Finexia pays maiden dividend to shareholders amid strong growth in underlying FY23 earnings
Specialist private credit provider Finexia Financial Group Limited (ASX: FNX) has posted a net profit of $3.21 million for FY23 following a surge in its core activities and interest-earnings assets, leading the company to declare its first ever dividend for shareholders.
While the bottom-line profit remains relatively steady with the previous year’s $3.29 million result, Finexia says shareholders have been rewarded for the company’s underlying performance as pre-tax earnings increased 12.1 per cent to $4.3 million.
The result was built on a 35 per cent surge in full-year revenue from core activities to $14.22 million, a result that was posted amid challenging macroeconomic conditions.

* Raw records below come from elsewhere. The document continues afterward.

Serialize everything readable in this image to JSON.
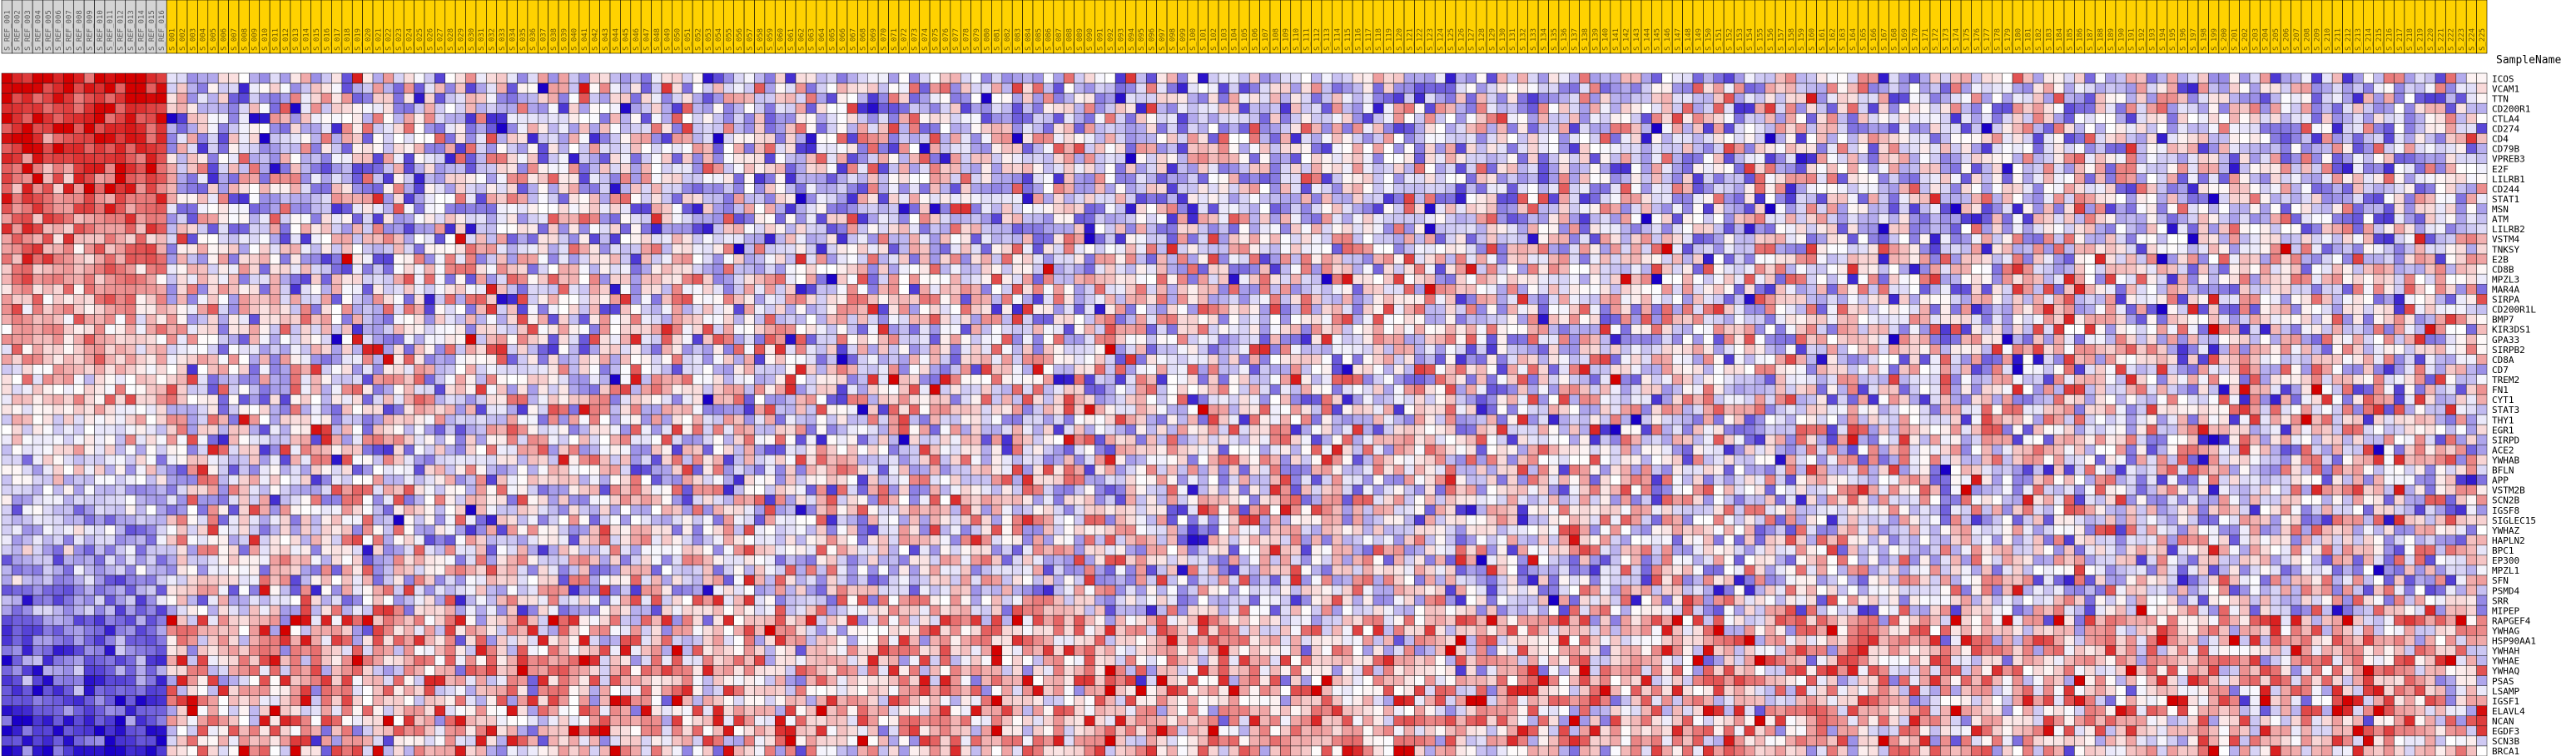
{
  "chart_data": {
    "type": "heatmap",
    "title": "",
    "column_header_label": "SampleName",
    "columns": {
      "group_counts": {
        "reference": 16,
        "comparison": 225
      },
      "reference_label_pattern": "S_REF_",
      "comparison_label_pattern": "S_"
    },
    "rows": [
      "ICOS",
      "VCAM1",
      "TTN",
      "CD200R1",
      "CTLA4",
      "CD274",
      "CD4",
      "CD79B",
      "VPREB3",
      "E2F",
      "LILRB1",
      "CD244",
      "STAT1",
      "MSN",
      "ATM",
      "LILRB2",
      "VSTM4",
      "TNKSY",
      "E2B",
      "CD8B",
      "MPZL3",
      "MAR4A",
      "SIRPA",
      "CD200R1L",
      "BMP7",
      "KIR3DS1",
      "GPA33",
      "SIRPB2",
      "CD8A",
      "CD7",
      "TREM2",
      "FN1",
      "CYT1",
      "STAT3",
      "THY1",
      "EGR1",
      "SIRPD",
      "ACE2",
      "YWHAB",
      "BFLN",
      "APP",
      "VSTM2B",
      "SCN2B",
      "IGSF8",
      "SIGLEC15",
      "YWHAZ",
      "HAPLN2",
      "BPC1",
      "EP300",
      "MPZL1",
      "SFN",
      "PSMD4",
      "SRR",
      "MIPEP",
      "RAPGEF4",
      "YWHAG",
      "HSP90AA1",
      "YWHAH",
      "YWHAE",
      "YWHAQ",
      "PSAS",
      "LSAMP",
      "IGSF1",
      "ELAVL4",
      "NCAN",
      "EGDF3",
      "SCN3B",
      "BRCA1"
    ],
    "value_range": [
      -2,
      2
    ],
    "color_scale": {
      "low": "#1a00c8",
      "mid": "#ffffff",
      "high": "#d40000"
    },
    "cell_values": "row-wise z-scores of expression; dense matrix of 68 genes x 241 samples, reference samples (left block) strongly elevated (red) for top genes and depressed (blue) for bottom genes; comparison samples mostly mixed near zero"
  },
  "colors": {
    "reference_header": "#d4d4d4",
    "comparison_header": "#ffd200",
    "grid": "#000000"
  }
}
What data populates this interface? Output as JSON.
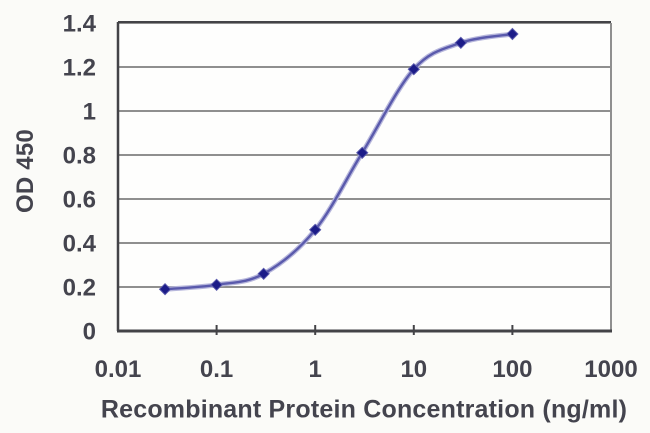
{
  "figure": {
    "background": "#fbfbf8"
  },
  "chart_data": {
    "type": "line",
    "xlabel": "Recombinant Protein Concentration (ng/ml)",
    "ylabel": "OD 450",
    "x_scale": "log",
    "xlim": [
      0.01,
      1000
    ],
    "ylim": [
      0,
      1.4
    ],
    "x_ticks": [
      0.01,
      0.1,
      1,
      10,
      100,
      1000
    ],
    "x_tick_labels": [
      "0.01",
      "0.1",
      "1",
      "10",
      "100",
      "1000"
    ],
    "y_ticks": [
      0,
      0.2,
      0.4,
      0.6,
      0.8,
      1,
      1.2,
      1.4
    ],
    "y_tick_labels": [
      "0",
      "0.2",
      "0.4",
      "0.6",
      "0.8",
      "1",
      "1.2",
      "1.4"
    ],
    "grid": "horizontal",
    "legend": "none",
    "series": [
      {
        "name": "OD 450",
        "x": [
          0.03,
          0.1,
          0.3,
          1,
          3,
          10,
          30,
          100
        ],
        "y": [
          0.19,
          0.21,
          0.26,
          0.46,
          0.81,
          1.19,
          1.31,
          1.35
        ],
        "marker": "diamond",
        "line_style": "smooth"
      }
    ],
    "colors": {
      "line": "#5a5aac",
      "line_halo": "#b7b7dc",
      "marker": "#1c1c88",
      "grid": "#8f8f8f",
      "axis_dark": "#434347",
      "axis_light": "#8f8f8f",
      "text": "#44444e",
      "plot_bg": "#fefefd"
    }
  }
}
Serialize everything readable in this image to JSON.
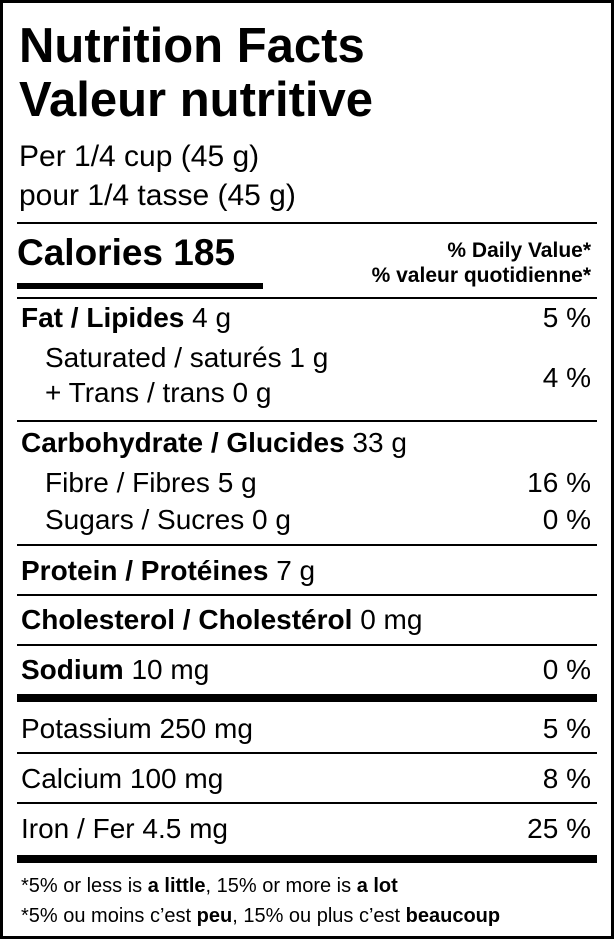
{
  "header": {
    "title": "Nutrition Facts",
    "title_fr": "Valeur nutritive",
    "serving": "Per 1/4 cup (45 g)",
    "serving_fr": "pour 1/4 tasse (45 g)"
  },
  "calories": {
    "label": "Calories",
    "value": "185"
  },
  "daily_value": {
    "heading": "% Daily Value*",
    "heading_fr": "% valeur quotidienne*"
  },
  "fat": {
    "label": "Fat / Lipides",
    "amount": "4 g",
    "dv": "5 %"
  },
  "saturated_trans": {
    "saturated_label": "Saturated / saturés",
    "saturated_amount": "1 g",
    "trans_label": "+ Trans / trans",
    "trans_amount": "0 g",
    "dv": "4 %"
  },
  "carbohydrate": {
    "label": "Carbohydrate / Glucides",
    "amount": "33 g"
  },
  "fibre": {
    "label": "Fibre / Fibres",
    "amount": "5 g",
    "dv": "16 %"
  },
  "sugars": {
    "label": "Sugars / Sucres",
    "amount": "0 g",
    "dv": "0 %"
  },
  "protein": {
    "label": "Protein / Protéines",
    "amount": "7 g"
  },
  "cholesterol": {
    "label": "Cholesterol / Cholestérol",
    "amount": "0 mg"
  },
  "sodium": {
    "label": "Sodium",
    "amount": "10 mg",
    "dv": "0 %"
  },
  "potassium": {
    "label": "Potassium 250 mg",
    "dv": "5 %"
  },
  "calcium": {
    "label": "Calcium 100 mg",
    "dv": "8 %"
  },
  "iron": {
    "label": "Iron / Fer 4.5 mg",
    "dv": "25 %"
  },
  "footnote": {
    "en": [
      "*5% or less is ",
      "a little",
      ", 15% or more is ",
      "a lot"
    ],
    "fr": [
      "*5% ou moins c’est ",
      "peu",
      ", 15% ou plus c’est ",
      "beaucoup"
    ]
  }
}
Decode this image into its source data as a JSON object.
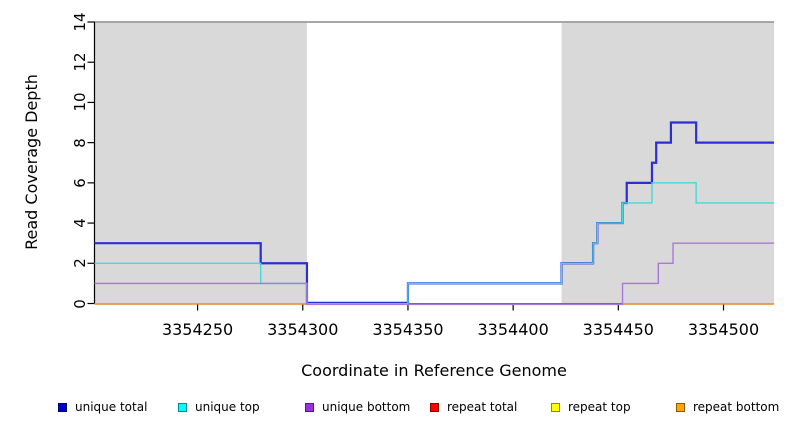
{
  "chart_data": {
    "type": "line",
    "subtype": "step-coverage",
    "title": "",
    "xlabel": "Coordinate in Reference Genome",
    "ylabel": "Read Coverage Depth",
    "xlim": [
      3354201,
      3354524
    ],
    "ylim": [
      0,
      14
    ],
    "x_ticks": [
      3354250,
      3354300,
      3354350,
      3354400,
      3354450,
      3354500
    ],
    "y_ticks": [
      0,
      2,
      4,
      6,
      8,
      10,
      12,
      14
    ],
    "grid": false,
    "legend_position": "bottom",
    "background_color": "#ffffff",
    "shaded_region_color": "#d9d9d9",
    "shaded_regions": [
      {
        "x0": 3354201,
        "x1": 3354302
      },
      {
        "x0": 3354423,
        "x1": 3354524
      }
    ],
    "series": [
      {
        "name": "unique total",
        "legend_color": "#0000cc",
        "line_color": "#2d2dd8",
        "line_width": 2.2,
        "steps": [
          [
            3354201,
            3
          ],
          [
            3354280,
            2
          ],
          [
            3354302,
            0
          ],
          [
            3354350,
            1
          ],
          [
            3354423,
            2
          ],
          [
            3354438,
            3
          ],
          [
            3354440,
            4
          ],
          [
            3354452,
            5
          ],
          [
            3354454,
            6
          ],
          [
            3354466,
            7
          ],
          [
            3354468,
            8
          ],
          [
            3354475,
            9
          ],
          [
            3354487,
            8
          ],
          [
            3354524,
            8
          ]
        ]
      },
      {
        "name": "unique top",
        "legend_color": "#00ffff",
        "line_color": "#45d9d9",
        "line_width": 1.4,
        "steps": [
          [
            3354201,
            2
          ],
          [
            3354280,
            1
          ],
          [
            3354302,
            0
          ],
          [
            3354350,
            1
          ],
          [
            3354423,
            2
          ],
          [
            3354438,
            3
          ],
          [
            3354440,
            4
          ],
          [
            3354452,
            5
          ],
          [
            3354466,
            6
          ],
          [
            3354487,
            5
          ],
          [
            3354524,
            5
          ]
        ]
      },
      {
        "name": "unique bottom",
        "legend_color": "#9b30e0",
        "line_color": "#a878dc",
        "line_width": 1.4,
        "steps": [
          [
            3354201,
            1
          ],
          [
            3354302,
            0
          ],
          [
            3354452,
            1
          ],
          [
            3354469,
            2
          ],
          [
            3354476,
            3
          ],
          [
            3354524,
            3
          ]
        ]
      },
      {
        "name": "repeat total",
        "legend_color": "#ff0000",
        "line_color": "#cc4265",
        "line_width": 1.4,
        "steps": [
          [
            3354201,
            0
          ],
          [
            3354524,
            0
          ]
        ]
      },
      {
        "name": "repeat top",
        "legend_color": "#ffff00",
        "line_color": "#e6c800",
        "line_width": 1.2,
        "steps": [
          [
            3354201,
            0
          ],
          [
            3354524,
            0
          ]
        ]
      },
      {
        "name": "repeat bottom",
        "legend_color": "#ffa500",
        "line_color": "#ff9d1e",
        "line_width": 1.6,
        "segments": [
          [
            [
              3354201,
              0
            ],
            [
              3354302,
              0
            ]
          ],
          [
            [
              3354452,
              0
            ],
            [
              3354524,
              0
            ]
          ]
        ]
      }
    ]
  }
}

Finexia’s executive chairman Neil Sheather has described FY23 as a period of ‘significant achievement’ for the group that has been supported by foundations for growth laid in previous years.
“Whilst the external environment has presented a number of challenges, the group has delivered a third consecutive year of profit for shareholders,” Sheather says.
Finexia, an ASX-listed specialist private credit provider backed by funds-management experience, operates three business segments - Private Credit, Funds & Asset Management, and Equity Capital Markets – all of which performed strongly during the year.
Finexia grew its average interest-earning assets – comprising the private credit loan book and group investments - by 78 per cent to $123 million in FY23. This represented strong growth across its key products, namely The Stay Company Income Fund, the Childcare Income Fund and Prime Asset Backed Lending, of which $70 million is off balance sheet.
The company expanded its funds management operations in FY23 with the launch of the Childcare Income Fund earlier this year. The fund provides a non-bank funding solution for experienced childcare and early learning centre operators to acquire, open and trade-up centres across Australia.
The group also grew the asset base of its StayCo division, a short-stay accommodation group operating in the holiday hotspot of southeast Queensland, through the acquisition of two new properties on the Gold Coast.
The acquisitions, which bring the StayCo portfolio to more than 600 rooms across 10 properties, were facilitated by a $7 million capital raising by the Finexia-managed The Stay Company Income Fund.
StayCo contributed $4.68 million towards group revenue in FY23 amid continued strength in the domestic tourism market.
A significant expansion of Finexia’s private credit loan book, which saw a doubling of the total amount drawn down over the year, has been the main driver of full-year revenue growth.
“The board views this as an outstanding achievement in the face of uncertainty brought about by challenging macroeconomic conditions, rising interest rates and the knock-on effect to the cost of capital,” Sheather says.
“Finexia has demonstrated a high degree of resilience in maintaining its target net interest margin of more than 500 basis points during this period of heightened volatility.
“This has largely been achieved through a disciplined approach to loan origination and deal analysis without compromise of our credit standards, as highlighted by the fact that loan impairment is running at impressively low 0.19 per cent across the loan book.”
Finexia ended FY23 with a strong cash position of $5.74 million, up from $2.72 million in FY22.
Sheather also notes that the net profit after tax for FY23 of $3.21 million comprises a cash profit of $2.76 million, or 86 per cent of the statutory profit.
“This further strengthens the cash position of the group and our capacity to pay a dividend for the first time,” he says.
The final dividend of 2c per share is being paid from earnings of 8c per share.
The payout, which represents a yield of 8.5 per cent on the share price prior to the profit announcement, is also accompanied by a dividend reinvestment plan for shareholders.
Sheather remains confident in Finexia’s performance in the current year and has affirmed the company’s commitment to the group’s core activities as a private credit specialist.
“Finexia is uniquely positioned to continue to take advantage of market dynamics as traditional funding sources, including the major banks, tighten access to credit and temper their willingness to finance certain sectors in the economy,” he says.